What is the LCM of 8, 10, and also 12?

The LCM of 8, 10, and 12 is 120. To uncover the least usual multiple that 8, 10, and 12, we require to uncover the multiples that 8, 10, and also 12 (multiples of 8 = 8, 16, 24, 32 . . . . 120 . . . . ; multiples the 10 = 10, 20, 30, 40 . . . . 120 . . . . ; multiples that 12 = 12, 24, 36, 48 . . . . 120 . . . . ) and also choose the smallest multiple that is precisely divisible through 8, 10, and also 12, i.e., 120.

How to uncover the LCM of 8, 10, and also 12 by element Factorization?

To find the LCM the 8, 10, and 12 utilizing prime factorization, we will discover the element factors, (8 = 23), (10 = 21 × 51), and also (12 = 22 × 31).
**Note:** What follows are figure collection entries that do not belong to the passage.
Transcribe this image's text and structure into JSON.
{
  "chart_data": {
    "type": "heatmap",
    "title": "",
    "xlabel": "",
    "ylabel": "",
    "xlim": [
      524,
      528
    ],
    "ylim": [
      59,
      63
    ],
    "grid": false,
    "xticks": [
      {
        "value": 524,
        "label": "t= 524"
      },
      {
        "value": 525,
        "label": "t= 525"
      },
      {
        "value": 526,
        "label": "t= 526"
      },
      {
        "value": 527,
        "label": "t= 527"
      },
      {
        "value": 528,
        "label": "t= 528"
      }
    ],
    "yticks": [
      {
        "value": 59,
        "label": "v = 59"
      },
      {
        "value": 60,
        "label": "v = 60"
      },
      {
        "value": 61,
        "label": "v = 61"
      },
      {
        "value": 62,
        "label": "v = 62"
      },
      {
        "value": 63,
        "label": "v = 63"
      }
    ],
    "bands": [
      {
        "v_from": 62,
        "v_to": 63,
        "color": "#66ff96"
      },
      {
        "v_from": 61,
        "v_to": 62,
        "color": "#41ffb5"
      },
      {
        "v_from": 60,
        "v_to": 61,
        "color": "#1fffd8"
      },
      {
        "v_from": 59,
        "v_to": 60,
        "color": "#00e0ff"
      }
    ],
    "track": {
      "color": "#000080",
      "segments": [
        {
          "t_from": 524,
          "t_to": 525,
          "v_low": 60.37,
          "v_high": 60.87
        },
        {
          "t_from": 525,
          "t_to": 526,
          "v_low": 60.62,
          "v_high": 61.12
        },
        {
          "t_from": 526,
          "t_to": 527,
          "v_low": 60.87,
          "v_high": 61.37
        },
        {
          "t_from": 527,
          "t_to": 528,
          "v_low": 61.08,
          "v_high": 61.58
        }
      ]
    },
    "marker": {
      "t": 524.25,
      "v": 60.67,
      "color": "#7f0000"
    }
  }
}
LCM that 8, 10, and also 12 is the product of prime components raised to your respective highest possible exponent among the numbers 8, 10, and also 12.⇒ LCM the 8, 10, 12 = 23 × 31 × 51 = 120.

What is the Relation between GCF and LCM that 8, 10, 12?

The complying with equation deserve to be provided to to express the relation between GCF and also LCM of 8, 10, 12, i.e. LCM(8, 10, 12) = <(8 × 10 × 12) × GCF(8, 10, 12)>/.

See more: Which Of The Following Results In A Decrease In The Entropy Of The System?

Which that the complying with is the LCM the 8, 10, and 12? 25, 24, 120, 11

The worth of LCM the 8, 10, 12 is the smallest typical multiple the 8, 10, and 12. The number to solve the given problem is 120.